The fourth solution will be implemented sooner: the capture and storage of CO2. Remeysen: “CCS will be an important lever for Antwerp. BASF’s group objective is to emit 25 percent less CO2 by 2030 compared to 2018. Thanks in part to the plans for CCS and the green power from the offshore wind farm, Antwerp is on course to achieve a 50 percent reduction as early as 2025. We are therefore ahead of the game. But, staying at the top is much more difficult than getting there.’

Although Remeysen sees CCS as a bridging solution, he believes it will be desperately needed in the coming decades. ‘Ultimately, we want to move towards CO2-neutral processes, but these are hardly available yet. Until that time, we will really have to capture CO2 and store it offshore. This is often the case in the evolution of technologies. First come the end-of-pipe solutions, and then to improve more and more at the beginning.”

For this path BASF is looking for a lot of cooperation. For example, within the Antwerp@C consortium. “Together with Air Liquide, Borealis, ExxonMobil, Ineos, Fluxys, Port of Antwerp and Total Energies, we are investigating the technical and economic feasibility of CO2 infrastructure. For example, how are we going to capture CO2? We are also studying together the construction of a CO2 infrastructure, a backbone in the port of Antwerp. In this way the companies can bring the captured CO2 into the pipeline. Together we are studying how to transport the CO2 from the port. And of course it would be even better if we could use more and more of the captured CO2 as a raw material. For that too, good infrastructure is needed.”

Four to five times

Together with Air Liquide, BASF can already take a big first step in the coming years. At the end of 2021 it was announced that they can expect a large subsidy for their project Kairos@C. The Flemish press recently reported that the amount involved is 360 million euros.

Within this project, Air Liquide and BASF will capture CO2 at five of their chemical plants. The gas will be transported via a pipeline network in the port, in order to finally store it underground in old gas fields under the North Sea. This can be done by transport by pipeline to Rotterdam or by transport in special ships. For the latter option, a factory must be built to first liquefy the gas.

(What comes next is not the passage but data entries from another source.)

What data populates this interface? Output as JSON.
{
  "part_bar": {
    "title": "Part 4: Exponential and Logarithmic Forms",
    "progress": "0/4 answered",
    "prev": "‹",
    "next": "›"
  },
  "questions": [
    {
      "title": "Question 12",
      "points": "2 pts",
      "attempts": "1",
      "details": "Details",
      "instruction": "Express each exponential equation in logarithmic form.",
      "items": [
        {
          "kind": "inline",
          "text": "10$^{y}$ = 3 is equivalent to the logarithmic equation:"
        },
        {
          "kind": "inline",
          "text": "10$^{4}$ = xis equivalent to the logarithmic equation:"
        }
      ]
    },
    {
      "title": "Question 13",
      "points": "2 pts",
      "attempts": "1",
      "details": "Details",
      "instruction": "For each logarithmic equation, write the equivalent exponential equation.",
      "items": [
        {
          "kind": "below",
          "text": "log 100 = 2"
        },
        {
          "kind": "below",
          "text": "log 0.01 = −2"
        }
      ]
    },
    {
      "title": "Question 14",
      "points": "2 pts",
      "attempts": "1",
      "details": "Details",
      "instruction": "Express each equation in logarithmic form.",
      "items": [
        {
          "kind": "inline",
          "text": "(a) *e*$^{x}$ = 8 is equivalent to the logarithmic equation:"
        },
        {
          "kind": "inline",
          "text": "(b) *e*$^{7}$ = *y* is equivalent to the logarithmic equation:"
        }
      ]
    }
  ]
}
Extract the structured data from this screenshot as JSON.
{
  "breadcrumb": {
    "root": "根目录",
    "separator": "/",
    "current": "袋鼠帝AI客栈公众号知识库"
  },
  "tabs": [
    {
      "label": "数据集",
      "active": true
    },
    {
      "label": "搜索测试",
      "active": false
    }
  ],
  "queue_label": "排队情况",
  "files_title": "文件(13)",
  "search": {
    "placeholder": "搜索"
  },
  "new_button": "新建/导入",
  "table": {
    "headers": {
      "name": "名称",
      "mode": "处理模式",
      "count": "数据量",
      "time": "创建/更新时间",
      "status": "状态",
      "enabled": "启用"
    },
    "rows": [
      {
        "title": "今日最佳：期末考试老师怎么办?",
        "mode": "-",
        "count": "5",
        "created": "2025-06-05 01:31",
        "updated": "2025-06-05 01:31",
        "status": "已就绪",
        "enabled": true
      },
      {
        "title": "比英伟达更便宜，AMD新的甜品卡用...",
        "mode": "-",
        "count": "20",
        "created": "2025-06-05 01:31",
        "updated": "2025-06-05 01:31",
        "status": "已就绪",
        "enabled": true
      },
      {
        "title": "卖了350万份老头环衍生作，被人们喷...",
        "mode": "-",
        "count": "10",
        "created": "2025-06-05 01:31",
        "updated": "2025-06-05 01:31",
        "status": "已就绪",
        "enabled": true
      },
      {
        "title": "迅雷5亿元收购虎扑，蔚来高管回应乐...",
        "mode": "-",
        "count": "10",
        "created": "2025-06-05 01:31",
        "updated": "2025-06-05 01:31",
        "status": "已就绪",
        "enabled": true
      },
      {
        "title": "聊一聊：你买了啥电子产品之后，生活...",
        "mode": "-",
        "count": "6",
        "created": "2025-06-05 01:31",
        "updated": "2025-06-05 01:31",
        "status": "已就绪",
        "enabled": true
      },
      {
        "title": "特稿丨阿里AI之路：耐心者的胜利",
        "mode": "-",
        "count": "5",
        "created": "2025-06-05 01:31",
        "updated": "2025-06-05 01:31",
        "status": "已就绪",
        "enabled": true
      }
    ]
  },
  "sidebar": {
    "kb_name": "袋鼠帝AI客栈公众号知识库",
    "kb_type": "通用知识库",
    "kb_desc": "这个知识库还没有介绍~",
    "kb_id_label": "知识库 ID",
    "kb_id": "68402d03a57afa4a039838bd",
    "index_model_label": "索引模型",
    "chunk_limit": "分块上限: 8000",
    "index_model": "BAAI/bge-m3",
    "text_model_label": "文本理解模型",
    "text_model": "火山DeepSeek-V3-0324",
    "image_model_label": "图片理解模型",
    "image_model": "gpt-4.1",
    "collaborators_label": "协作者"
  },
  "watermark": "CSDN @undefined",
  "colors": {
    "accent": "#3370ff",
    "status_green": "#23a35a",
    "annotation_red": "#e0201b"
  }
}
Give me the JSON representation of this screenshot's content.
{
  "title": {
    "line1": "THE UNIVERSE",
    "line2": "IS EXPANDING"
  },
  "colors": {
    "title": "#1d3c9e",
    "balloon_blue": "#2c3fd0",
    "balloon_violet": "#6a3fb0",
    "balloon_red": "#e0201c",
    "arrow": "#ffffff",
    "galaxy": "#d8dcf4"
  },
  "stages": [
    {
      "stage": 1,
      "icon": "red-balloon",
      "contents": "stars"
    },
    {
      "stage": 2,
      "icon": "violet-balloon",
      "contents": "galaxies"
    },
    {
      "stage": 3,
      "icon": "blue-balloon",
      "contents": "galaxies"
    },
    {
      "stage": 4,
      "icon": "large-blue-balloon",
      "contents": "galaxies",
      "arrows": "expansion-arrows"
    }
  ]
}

Large investments in infrastructure are crucial for the transition of the industry anyway, Remeysen emphasizes. In addition to an infrastructure for CO2 and hydrogen, the reinforcement of the electricity grid is also of great importance, he argues. Industry, like various other sectors, will be using more and more electricity. “We have already made calculations. If we continue with electrification and eventually with electrical cracking, we will need four to five times as much electricity at BASF Antwerp. That will require huge investments in infrastructure, just to get that power here.”

Nearby environment

When it comes to making industry more sustainable, the term decarbonization is often heard. And that is necessary, especially in the case of fuels. In chemistry, however, it’s all about carbon compounds. The term recarbonization therefore seems more appropriate. Remeysen: “Ultimately we have to move away from linear processes. We should scrap the word plastic waste. It is raw material. In the future we will use less and less fresh, fossil raw materials in our crackers. We will then only need additional carbon – bio or fossil – for the growth in demand and for that small part that you cannot recycle in any way.”

At BASF Antwerp, tests have already been done at the cracker with circular feedstock. ‘For example pyrolysis oil. It already appears to be quite possible to work with recycled raw materials.” BASF does not seem to be planning to build its own plants for the chemical recycling of raw materials. “We would like to build up a whole value chain for circular raw materials with partners.”

Circular raw materials have another major advantage, in addition to making them more sustainable. “The corona crisis and now the war in Ukraine have made it clear that it is better to produce some products here and that dependence on raw materials from other parts of the world also has its disadvantages. Circular raw materials we get directly from our close surroundings.’